SUBJECT: FARMER'S TALES OF SPACE TRAVEL                      FILE: UFO71

PART 1

     To  Billy Meier's fans, he's a gentle Swiss farmer who has
befriended UFO  pilots  from the Pleiades, a powdery star cluster
more than 2 quadrillion miles from Earth.

     To  Meier's  foes,  he's  the  biggest hoaxer since the UFO
fad began four decades ago. Meier's  tales  of  flying  aboard
UFOs  with lovely spacewomen have triggered  civil  war  in  the
weird, wacky world of "Ufology," an international  movement  whose
members slog through swamps and forests, night and day,  to
investigate  sightings  of unidentified flying objects or "flying
saucers."

     Wednesday  is the 40th anniversary of the first "modern" UFO
sighting June  24th,  1947 - when a private pilot sighted
saucer-shaped objects zipping  past Mount Rainier in Washington
State - and ufologists are celebrating with conferences from
Burbank to New York City and Washington, DC.

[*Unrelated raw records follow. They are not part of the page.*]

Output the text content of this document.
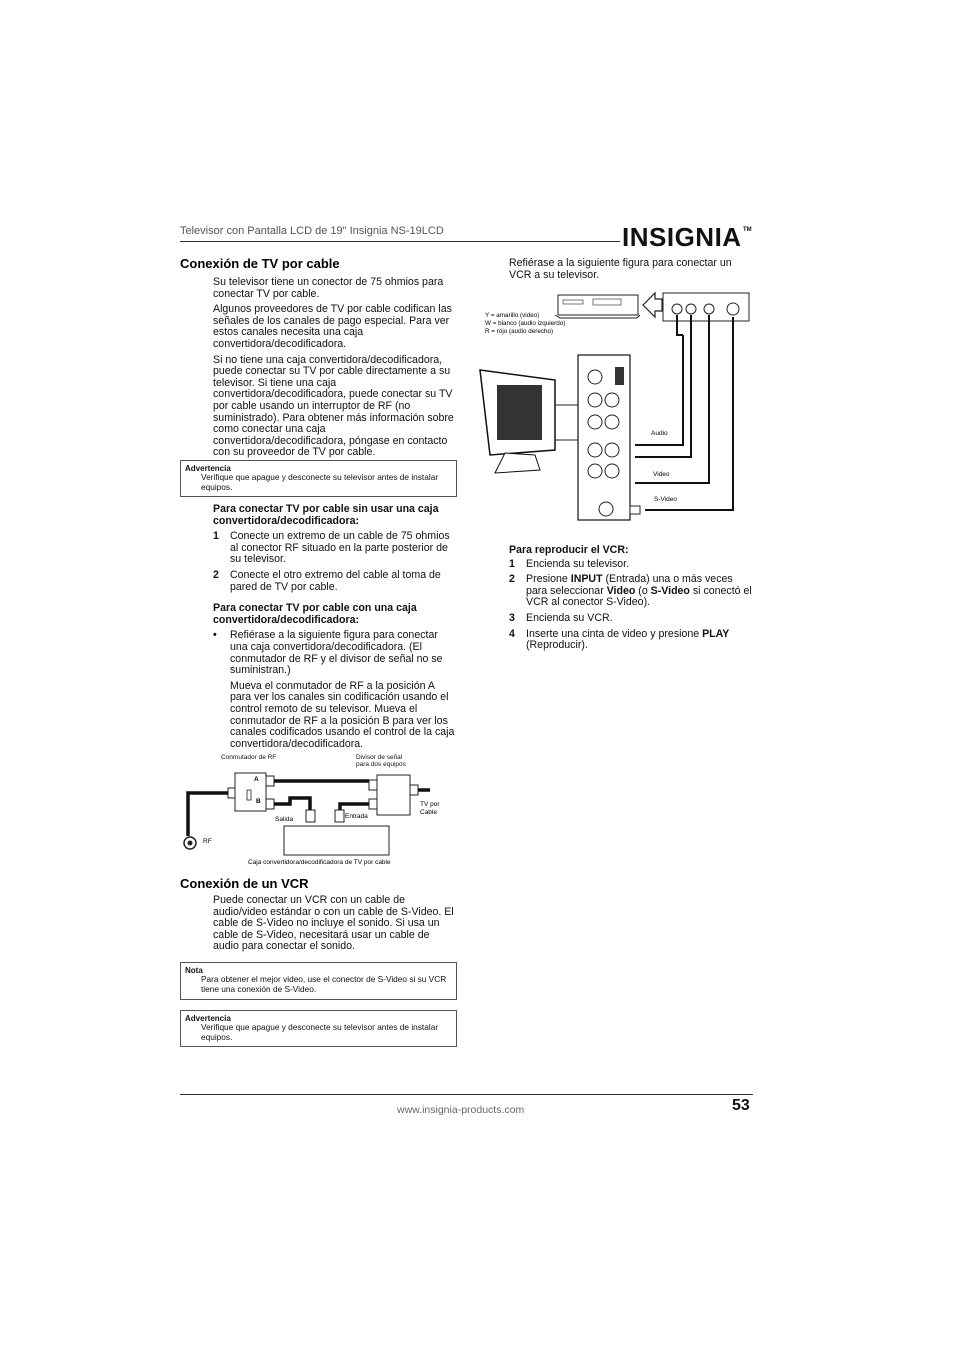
Televisor con Pantalla LCD de 19" Insignia NS-19LCD	INSIGNIA TM
Conexión de TV por cable

Su televisor tiene un conector de 75 ohmios para conectar TV por cable.

Algunos proveedores de TV por cable codifican las señales de los canales de pago especial. Para ver estos canales necesita una caja convertidora/decodificadora.

Si no tiene una caja convertidora/decodificadora, puede conectar su TV por cable directamente a su televisor. Si tiene una caja convertidora/decodificadora, puede conectar su TV por cable usando un interruptor de RF (no suministrado). Para obtener más información sobre como conectar una caja convertidora/decodificadora, póngase en contacto con su proveedor de TV por cable.

Advertencia
Verifique que apague y desconecte su televisor antes de instalar equipos.
Para conectar TV por cable sin usar una caja convertidora/decodificadora:
1	Conecte un extremo de un cable de 75 ohmios al conector RF situado en la parte posterior de su televisor.
2	Conecte el otro extremo del cable al toma de pared de TV por cable.
Para conectar TV por cable con una caja convertidora/decodificadora:
•	Refiérase a la siguiente figura para conectar una caja convertidora/decodificadora. (El conmutador de RF y el divisor de señal no se suministran.)
Mueva el conmutador de RF a la posición A para ver los canales sin codificación usando el control remoto de su televisor. Mueva el conmutador de RF a la posición B para ver los canales codificados usando el control de la caja convertidora/decodificadora.
Conmutador de RF	Divisor de señal
para dos equipos
A
B
Salida	Entrada
TV por
Cable
RF
Caja convertidora/decodificadora de TV por cable
Conexión de un VCR

Puede conectar un VCR con un cable de audio/video estándar o con un cable de S-Video. El cable de S-Video no incluye el sonido. Si usa un cable de S-Video, necesitará usar un cable de audio para conectar el sonido.

Nota
Para obtener el mejor video, use el conector de S-Video si su VCR tiene una conexión de S-Video.
Advertencia
Verifique que apague y desconecte su televisor antes de instalar equipos.

Refiérase a la siguiente figura para conectar un VCR a su televisor.

Y = amarillo (video)
W = blanco (audio izquierdo)
R = rojo (audio derecho)
Audio
Video
S-Video
Para reproducir el VCR:
1	Encienda su televisor.
2	Presione INPUT (Entrada) una o más veces para seleccionar Video (o S-Video si conectó el VCR al conector S-Video).
3	Encienda su VCR.
4	Inserte una cinta de video y presione PLAY (Reproducir).
www.insignia-products.com	53
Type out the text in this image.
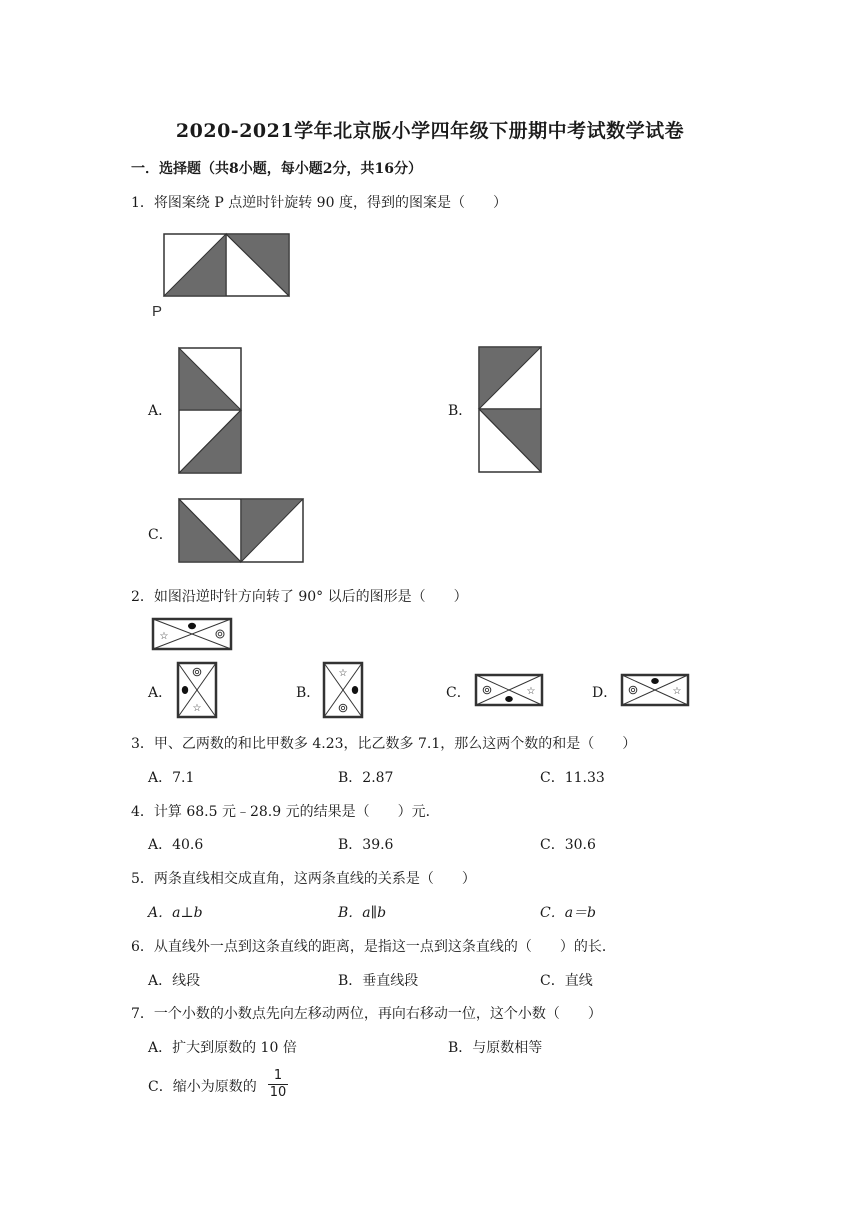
2020-2021学年北京版小学四年级下册期中考试数学试卷
一．选择题（共8小题，每小题2分，共16分）
1．将图案绕 P 点逆时针旋转 90 度，得到的图案是（　　）
P
A．	B．
C．
2．如图沿逆时针方向转了 90° 以后的图形是（　　）
☆
A．
☆
B．
☆
C．	☆	D．	☆
3．甲、乙两数的和比甲数多 4.23，比乙数多 7.1，那么这两个数的和是（　　）
A．7.1	B．2.87	C．11.33
4．计算 68.5 元﹣28.9 元的结果是（　　）元．
A．40.6	B．39.6	C．30.6
5．两条直线相交成直角，这两条直线的关系是（　　）
A．a⊥b	B．a∥b	C．a＝b
6．从直线外一点到这条直线的距离，是指这一点到这条直线的（　　）的长．
A．线段	B．垂直线段	C．直线
7．一个小数的小数点先向左移动两位，再向右移动一位，这个小数（　　）
A．扩大到原数的 10 倍	B．与原数相等
C．缩小为原数的
1
10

     Although  few  are  trained  scientists, they like to form
clubs with grandiose  names such as "Intercontinental UFO Galactic
Spacecraft Research and Analytic Network, Inc." and "Aerial
Phenomena Research Organization."

     But  in four decades they've gained little scientific
respectability, and  some  fear they'll lose even that because of
the Meier controversy - a steaming  stew of bizarre claims, ugly
accusations, crude fakery, financial exploitation,  "stolen"  and
"vanished" evidence, and alleged death threats and assassination
attempts.

     "If  you ever want to see a parallelism to Jim Bakker and
PTL, you're seeing  it right here," snarled one anti-Meier
ufologist, William Spaulding of  Phoenix.  "I get emotional about
(Meier) because I've just seen ufology go down the drain...it just
reeks of money, a slick way to make a buck."

     He  isn't  alone. "The Meier case is probably one of the
most obvious hoaxes  in  the history of the subject," said
ufologist Ronald Story of St. Petersburg, FL, author of "The
Encyclopedia of UFOs."

     Meier  is  a  "damned charlatan - I wouldn't touch his stuff
with the proverbial  10-foot  pole," said Don Berliner, an official
at the Maryland-based Fund for UFO Research.

     The  Meier  fad is part of a "credulity explosion" that is
helping to wreck  ufologists'  credibility,  said one of the men
ufologists fear most, Robert  Sheaffer of San Jose, author of "The
UFO Verdict." Sheaffer has exposed some famous saucer sightings as
hoaxes and misidentifications of natural phenomena. Ufology "isn't
dead yet, but it's dying," he said.

     Ufologist Jim Speiser firmly disagrees and accuses Sheaffer
of "wishful  thinking."  But he acknowledges that trying to gain
scientific respect while  Meier  is in the news is "like trying to
get a date when your little brother who picks his nose is always
hanging around."

     Speiser,  of  Fountain Hills, AZ, runs an electronic
"bulletin board" that allows saucer buffs to rap via personal
computers.

     So  why on Earth has Atlantic Monthly Press, one of the
nation's most respected publishers, just released a book - "Light
Years" by Gary Kinder - that  suggests  there  may be something to
Meier's claims after all? A book whose  sources  include an
imprisoned child molester and a San Jose chemist who  tells ghost
stories to plants? A book that, some say, whitewashes what has
been called "the most infamous hoax in ufology"?

     Its  a  strange story that began in the mid-1970's in the
green hills of Switzerland. Eduard  "Billy"  Meier, a one-armed,
bushy-bearded farmer, amazed local  residents by saying he had
established psychic contact with saucer pilots from the Pleiades.